Ambos han rehecho sus respectivas vidas sentimentales y parece que, especialmente él, tiene ganas de incluir a la nueva pareja en la vida familiar. Este ha sido el motivo principal que ha enfadado a Irene, quien habría puesto el grito en el cielo cuando el exmarido le dijo que quiere que firme el consentimiento para que la bailarina pueda recoger de la escuela a las dos hijas que tienen en común.

Así fue la fortísima discusión telefónica entre Kiko Rivera e Irene Rosales
En una llamada telefónica llena de gritos y malas palabras, la discusión habría sido «fortísima»: «La crispación fue tan fuera que Irene acabó cortando la pelea en seco«. La petición de Kiko Rivera sorprendió mucho a su ex, quien le habría empezado a hacer preguntas sobre la novia que él no supo responder. Ante esto, «la conversación fue subiendo de tono» y ella habría estallado: «Irene aseguró que no consentiría que una desconocida recogiera a las pequeñas y habría llegado a advertirle que tomaría acciones legales«, dicen en la revista.

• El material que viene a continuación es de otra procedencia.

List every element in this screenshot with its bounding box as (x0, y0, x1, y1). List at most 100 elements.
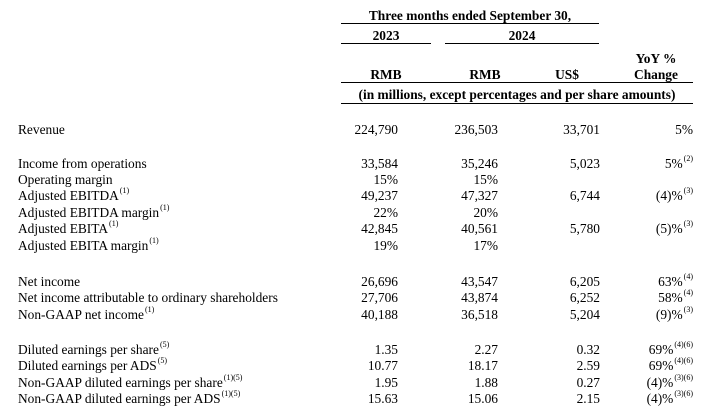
row-label: Net income attributable to ordinary shar… (18, 291, 278, 304)
row-label-footnote: (1)(5) (223, 373, 243, 382)
value-yoy: (4)%(3)(6) (646, 390, 693, 406)
row-label: Adjusted EBITDA margin(1) (18, 204, 169, 220)
value-yoy-text: 69% (648, 358, 674, 373)
value-2023: 1.35 (374, 342, 398, 357)
row-label-text: Non-GAAP net income (18, 307, 144, 322)
value-usd: 0.27 (576, 375, 600, 390)
value-usd: 2.15 (576, 391, 600, 406)
value-yoy: (9)%(3) (655, 305, 693, 322)
row-label-footnote: (1) (119, 186, 130, 195)
row-label: Operating margin (18, 173, 113, 186)
value-2024: 15% (473, 172, 498, 187)
value-2023: 26,696 (361, 274, 398, 289)
value-usd: 2.59 (576, 358, 600, 373)
value-2024: 35,246 (461, 156, 498, 171)
row-label-text: Income from operations (18, 156, 147, 171)
value-yoy-footnote: (2) (683, 154, 693, 163)
value-yoy-text: (5)% (655, 221, 683, 236)
row-label-footnote: (5) (157, 356, 168, 365)
value-2024: 43,874 (461, 290, 498, 305)
value-yoy-footnote: (3) (683, 186, 693, 195)
row-label: Diluted earnings per ADS(5) (18, 356, 168, 373)
row-label: Net income (18, 275, 80, 288)
value-yoy: 63%(4) (658, 272, 693, 289)
value-2024: 1.88 (474, 375, 498, 390)
value-yoy: 5%(2) (664, 154, 693, 171)
row-label: Non-GAAP net income(1) (18, 306, 154, 322)
col-usd: US$ (555, 67, 579, 82)
value-yoy-text: 63% (658, 274, 683, 289)
units-note: (in millions, except percentages and per… (358, 87, 676, 102)
col-rmb-2024: RMB (469, 67, 501, 82)
value-2024: 36,518 (461, 307, 498, 322)
value-2023: 22% (373, 205, 398, 220)
value-usd: 33,701 (563, 122, 600, 137)
value-2024: 47,327 (461, 188, 498, 203)
value-yoy: 69%(4)(6) (648, 356, 693, 373)
value-yoy-text: 5% (664, 156, 683, 171)
value-2023: 10.77 (367, 358, 398, 373)
value-2023: 15% (373, 172, 398, 187)
header-rule (341, 82, 693, 83)
value-yoy-footnote: (3) (683, 219, 693, 228)
value-yoy: (5)%(3) (655, 219, 693, 236)
value-2023: 15.63 (367, 391, 398, 406)
value-yoy-text: (9)% (655, 307, 683, 322)
value-2023: 19% (373, 238, 398, 253)
period-title-rule (341, 23, 599, 24)
year-2023: 2023 (372, 28, 400, 43)
value-yoy: 5% (675, 123, 693, 136)
row-label: Adjusted EBITA margin(1) (18, 237, 159, 253)
value-yoy-text: (4)% (646, 375, 674, 390)
value-yoy-text: 69% (648, 342, 674, 357)
value-yoy: (4)%(3) (655, 186, 693, 203)
value-usd: 5,023 (569, 156, 600, 171)
value-2024: 236,503 (454, 122, 498, 137)
value-yoy-footnote: (3)(6) (674, 373, 693, 382)
value-yoy-text: 58% (658, 290, 683, 305)
row-label-text: Adjusted EBITA margin (18, 238, 149, 253)
row-label-text: Diluted earnings per ADS (18, 358, 157, 373)
row-label: Adjusted EBITA(1) (18, 219, 119, 236)
value-2023: 1.95 (374, 375, 398, 390)
value-yoy: 58%(4) (658, 288, 693, 305)
value-yoy-footnote: (4) (683, 272, 693, 281)
value-yoy-text: (4)% (646, 391, 674, 406)
value-yoy-text: (4)% (655, 188, 683, 203)
yoy-header-line2: Change (634, 67, 678, 82)
col-rmb-2023: RMB (370, 67, 402, 82)
value-2023: 42,845 (361, 221, 398, 236)
row-label: Revenue (18, 123, 65, 136)
value-2024: 15.06 (467, 391, 498, 406)
value-usd: 6,744 (569, 188, 600, 203)
value-usd: 0.32 (576, 342, 600, 357)
value-yoy: 69%(4)(6) (648, 341, 693, 357)
row-label: Non-GAAP diluted earnings per share(1)(5… (18, 373, 243, 390)
row-label-footnote: (1) (109, 219, 119, 228)
value-usd: 5,780 (569, 221, 600, 236)
row-label-footnote: (1)(5) (221, 389, 241, 398)
value-usd: 6,205 (569, 274, 600, 289)
value-yoy-text: 5% (675, 122, 693, 137)
year-2024-rule (445, 43, 599, 44)
row-label: Adjusted EBITDA(1) (18, 186, 130, 203)
value-2024: 43,547 (461, 274, 498, 289)
value-yoy-footnote: (4) (683, 288, 693, 297)
row-label-text: Adjusted EBITA (18, 221, 109, 236)
value-2024: 20% (473, 205, 498, 220)
value-2024: 17% (473, 238, 498, 253)
row-label-text: Adjusted EBITDA (18, 188, 119, 203)
value-yoy: (4)%(3)(6) (646, 373, 693, 390)
year-2024: 2024 (508, 28, 536, 43)
row-label-text: Adjusted EBITDA margin (18, 205, 160, 220)
value-yoy-footnote: (4)(6) (674, 356, 693, 365)
row-label: Diluted earnings per share(5) (18, 341, 169, 357)
value-usd: 5,204 (569, 307, 600, 322)
value-2024: 18.17 (467, 358, 498, 373)
value-yoy-footnote: (3) (683, 305, 693, 314)
year-2023-rule (341, 43, 431, 44)
row-label-text: Net income attributable to ordinary shar… (18, 290, 278, 305)
value-2024: 2.27 (474, 342, 498, 357)
value-usd: 6,252 (569, 290, 600, 305)
yoy-header-line1: YoY % (635, 51, 677, 66)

Ante este incidente, la relación entre la expareja habría cambiado radicalmente y ahora el equilibrio familiar que habían encontrado después de la separación se ha terminado de romper. Ambos han incluido a las nuevas parejas en los encuentros con las hijas, pero parece que la modelo tiene claro que hay líneas que no quiere traspasar porque hace pocos meses que se conocen y no quiere llegar a este extremo.
De momento, la situación dista mucho de estar calmada y tendrán que cambiar mucho las cosas para que vuelva la paz y la armonía a una expareja que estaba haciendo muchos esfuerzos para intentar mantener cierta tranquilidad a las hijas que se encuentran en medio del divorcio. Kiko Rivera solo tiene buenas palabras hacia su pareja, de quien dice que tiene «la cara más bonita del mundo», un alma «increíble», un corazón «enorme» y una manera de ser «que hace que todo sea más fácil, más bonito y más auténtico». Se ha mostrado muy enamorado de ella, pero eso parece que no termina de convencer a su expareja que, por encima de todo, quiere proteger a sus hijas pequeñas.